O poema e o tapa
te vem um poema às duas da manhã e você leva quase uma hora pra perceber que não vai conseguir dormir enquanto não escrevê-lo.
“não, não! amanhã me lembro dele, agora só quero fechar a porcaria dos meus olhos”.
mas poucas coisas no mundo são tão insistentes quanto um poema. então tua cabeça começa a ferver e não te resta outra saída, a não ser se render à porra da escrita.
vão perdoando os palavrões, é que amanhã acordo cedo.
tô puto da vida que não consigo ter sono e nem lembro mais o teor do que tava gritando em minha cabeça. lembro apenas que queria muito transar antes de dormir essa noite.
fui beijando liz com mais intensidade e ela parou o beijo quando viu que eu não queria dormir coisa nenhuma.
me deu boa noite e um beijo sem graça no rosto. encostou a bochecha dela na minha e eu achei aquilo sincero demais, o suficiente pra desistir de mantê-la acordada contra sua vontade.
ela não tem poema na cabeça pra lhe tirar o sono, nem uma mente suja pra caralho feito a minha.
isso de escrever e pensar em sexo é mesmo aterrorizante nas madrugadas.

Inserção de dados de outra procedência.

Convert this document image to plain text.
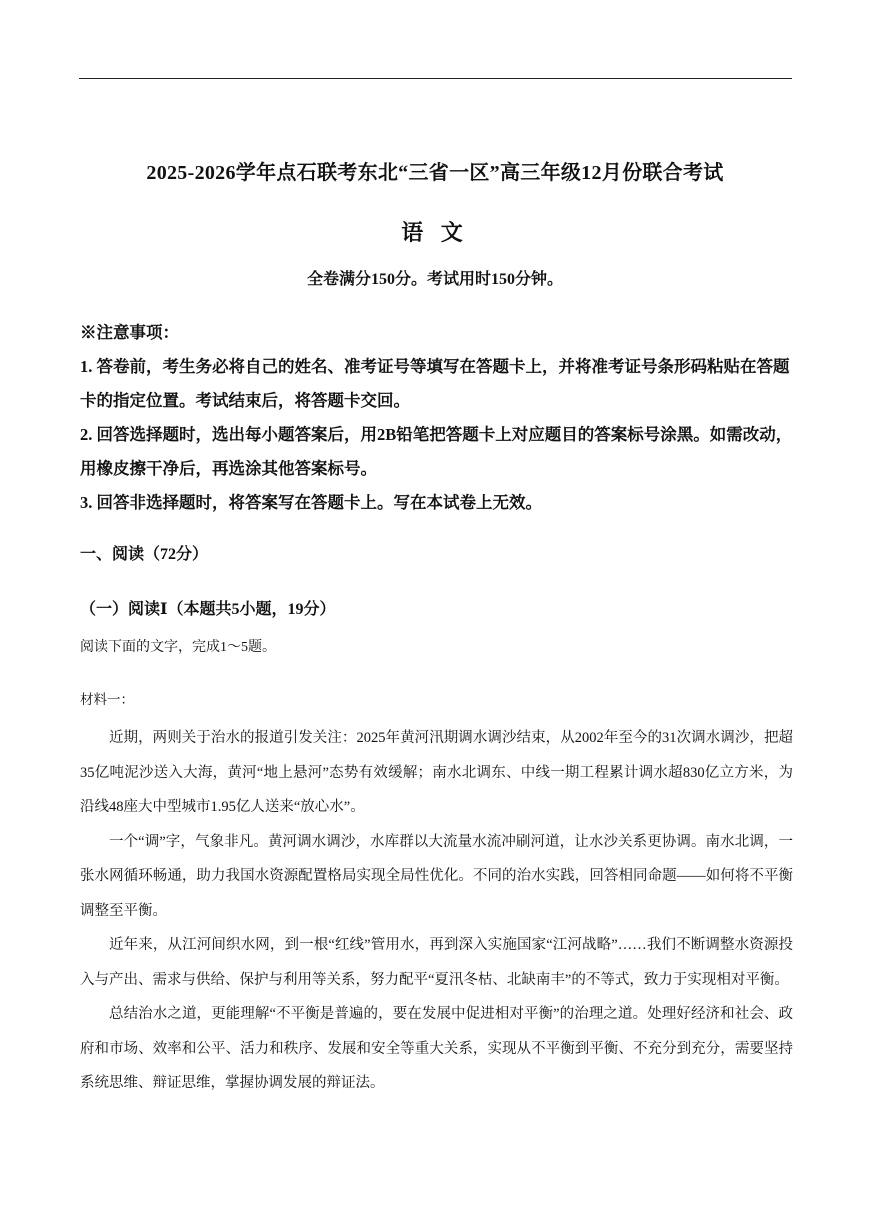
2025-2026学年点石联考东北“三省一区”高三年级12月份联合考试
语 文
全卷满分150分。考试用时150分钟。

※注意事项：

1. 答卷前，考生务必将自己的姓名、准考证号等填写在答题卡上，并将准考证号条形码粘贴在答题卡的指定位置。考试结束后，将答题卡交回。

2. 回答选择题时，选出每小题答案后，用2B铅笔把答题卡上对应题目的答案标号涂黑。如需改动，用橡皮擦干净后，再选涂其他答案标号。

3. 回答非选择题时，将答案写在答题卡上。写在本试卷上无效。

一、阅读（72分）
（一）阅读Ⅰ（本题共5小题，19分）
阅读下面的文字，完成1～5题。
材料一：

近期，两则关于治水的报道引发关注：2025年黄河汛期调水调沙结束，从2002年至今的31次调水调沙，把超35亿吨泥沙送入大海，黄河“地上悬河”态势有效缓解；南水北调东、中线一期工程累计调水超830亿立方米，为沿线48座大中型城市1.95亿人送来“放心水”。

一个“调”字，气象非凡。黄河调水调沙，水库群以大流量水流冲刷河道，让水沙关系更协调。南水北调，一张水网循环畅通，助力我国水资源配置格局实现全局性优化。不同的治水实践，回答相同命题——如何将不平衡调整至平衡。

近年来，从江河间织水网，到一根“红线”管用水，再到深入实施国家“江河战略”……我们不断调整水资源投入与产出、需求与供给、保护与利用等关系，努力配平“夏汛冬枯、北缺南丰”的不等式，致力于实现相对平衡。

总结治水之道，更能理解“不平衡是普遍的，要在发展中促进相对平衡”的治理之道。处理好经济和社会、政府和市场、效率和公平、活力和秩序、发展和安全等重大关系，实现从不平衡到平衡、不充分到充分，需要坚持系统思维、辩证思维，掌握协调发展的辩证法。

então acabei decidindo apenas abraçá-la e sentir o perfume de sua nuca.
o que veio em seguida foi um tapa, porque, às vezes, quando ela tá dormindo pesado, não gosta que eu encoste.
tô me sentindo um velho safado, mas sou só um rapaz metido a poeta com uma barba rala e um chapéu na cabeça, sendo reprimido pela namorada na madrugada de um apartamento na avenida brasil.
mas isso não faz de mim um sujeito menos safado.
bom, agora liz acordou e reclamou dessa minha inquietude. pediu pra que a abraçasse e eu disse que já tinha feito isso e apanhado, mas ela sequer ouviu. tinha dormido de novo. só que a abracei mesmo assim. e novamente levei um tapa.
então continuei escrevendo.
depois de um tempo ela passou a perna por sobre a minha e me deu um beijo, mas tenho certeza que fizera tudo isso sonhando. fiquei um tempo admirando aquela respiração tranquila, mesmo que, no fundo, o desejo maior fosse que ela estivesse ofegante entre um gemido e outro.
mas minha safadeza não faz de mim um sujeito menos romântico.
desenhei um cubo torto na testa dela com um hidrocor. depois sorri pela alegria contida nas noites de insônia ao lado daquela mulher.
chega a ser proposital (a insônia).
e antes de dormir ela me lembrou do quanto era difícil construir algo como o que nós construímos.
eu sorri, porque, na verdade, nunca tinha tentado construir nada com ninguém, então não sabia se era difícil ou não.
notei que ela acordara de novo e aproveitei pra lhe dizer que a amava.
ela disse “me abraça”.
eu a abracei pela milésima vez.
e, pela milésima vez, levei um tapa.
abri um livro pra ler enquanto pensava na incrível capacidade que ela tinha de ser dona de si.
estava quase amanhecendo quando decidi tomar um banho quente.
antes de me levantar pro banheiro eu ouvi “por que que você tá acordado ainda, rodrigo?” ela disse por último e colocou minha mão em seus seios desnudos.
aquilo foi demais pra mim, porque, porra, eu amo aqueles seios. sou doente por eles!
minha mente ecoava um “não aperte, não aperte, não aperte!”
sinceramente, eu deveria ter apertado
pois, mesmo assim, o que ganhei em seguida foi um belo de um tapa.